The Centers for Medicare and Medicaid Services and OCR have issued guidelines to states for developing plans that can be used to demonstrate compliance. The principles included in this guidance, shown in the box on the facing page, serve as a foundation for OCR oversight and enforcement activities.
In February 2001, President Bush announced the New Freedom Initiative, a comprehensive plan to help people with disabilities integrate into communities. As a part of this initiative, HHS has initiated the “Systems Change Grants for Community Living” program. The Kansas Department of Social and Rehabilitation Services received a $1.4 million grant in 2002 to help design and implement improvements in community-based systems. A $725,000 grant to improve consumer-focused personal assistance services was awarded to the University of Kansas Center for Research.

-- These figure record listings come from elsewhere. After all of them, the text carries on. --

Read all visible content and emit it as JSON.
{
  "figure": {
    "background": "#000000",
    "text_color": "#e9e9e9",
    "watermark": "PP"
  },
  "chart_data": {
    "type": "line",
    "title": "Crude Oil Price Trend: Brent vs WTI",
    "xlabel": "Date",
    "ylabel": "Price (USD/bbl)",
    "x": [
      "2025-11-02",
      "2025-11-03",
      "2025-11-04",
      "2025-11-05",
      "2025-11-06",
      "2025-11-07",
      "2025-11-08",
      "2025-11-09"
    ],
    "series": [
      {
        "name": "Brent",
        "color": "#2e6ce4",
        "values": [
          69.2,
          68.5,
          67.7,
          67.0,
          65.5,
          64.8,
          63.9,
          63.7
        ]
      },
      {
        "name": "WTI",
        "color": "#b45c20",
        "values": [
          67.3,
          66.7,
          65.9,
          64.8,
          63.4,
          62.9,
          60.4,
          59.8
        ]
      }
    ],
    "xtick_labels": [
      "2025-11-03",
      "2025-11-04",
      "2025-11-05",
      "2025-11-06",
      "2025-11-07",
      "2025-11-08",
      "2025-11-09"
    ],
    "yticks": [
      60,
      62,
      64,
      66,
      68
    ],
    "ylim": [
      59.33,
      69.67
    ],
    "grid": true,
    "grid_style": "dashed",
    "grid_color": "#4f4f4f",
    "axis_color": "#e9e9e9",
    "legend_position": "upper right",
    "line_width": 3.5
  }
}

The Supreme Court’s decision was not intended to be an open-ended requirement for states to provide community-based services for everyone who requests them. States are required to make reasonable modifications to accommodate community placements but are not required to make fundamental alterations to the nature of their services or programs. The Court suggested that states can show compliance by demonstrating they have a comprehensive, effectively working plan for placing qualified persons with disabilities in less restrictive settings and a waiting list for community services that moves at a reasonable pace.
The Court recognized that states must maintain an array of services and facilities for a range of disabilities and that they have an obligation to administer services equitably across the entire population of people with disabilities. Unfortunately, the practical implication of key terms used by the Court to define the states’ obligations under the ADA is not clear. Subsequent court decisions will determine the full impact of the decision on state programs.
A March 2000 report from the Kaiser Commission on Medicaid and the Uninsured suggests four ways to measure compliance with the court decision, although the report proposed no benchmarks for achieving compliance.
- The proportion of people in institutions for whom an assessment of the appropriateness of community placement has not been completed.
- The length of a waiting list, compared to the need and the length of the wait.
- The number of people in the community who are determined to be receiving services appropriate to their needs.
- The proportion of people who need institutional services who are able to receive them there.
Reasonable Accommodation vs. Fundamental Alteration
The Supreme Court was clear that the needs of people with disabilities who are able to be placed in the community must be balanced against the needs of people who require institutional services. A state may be able to defend against an Olmstead suit by showing that moving individuals or group of individuals into a community setting would harmfully reduce services to other persons with disabilities who need institutional care.
Reviews of litigation suggest a few emerging principles courts will use to determine whether a requested program change alters the basic character or an essential feature of a program, a fundamental alteration, or modifies a more peripheral aspect, a reasonable accommodation. These principles are:
- The potential state cost of a program change requested by an individual or group will not, by itself, determine whether the change will be required. Courts will generally look at all available resources, the needs of other persons with disabilities and the state’s history in funding community services in making a judgement.
- Courts are likely to require that all federally approved slots in HCBS Medicaid waivers are funded but will not require the state to add slots to accommodate a request for services.
- Courts are not likely to order changes to eligibility criteria if they are determined to be an integral part of the character of a program. If exceptions have been made in the past, then courts are more likely to order modifications.
- Whether states are required to add new services to programs or expand programs that would facilitate community integration is not uniformly decided at this point. However, decisions imply that states must reasonably fund the services they currently provide.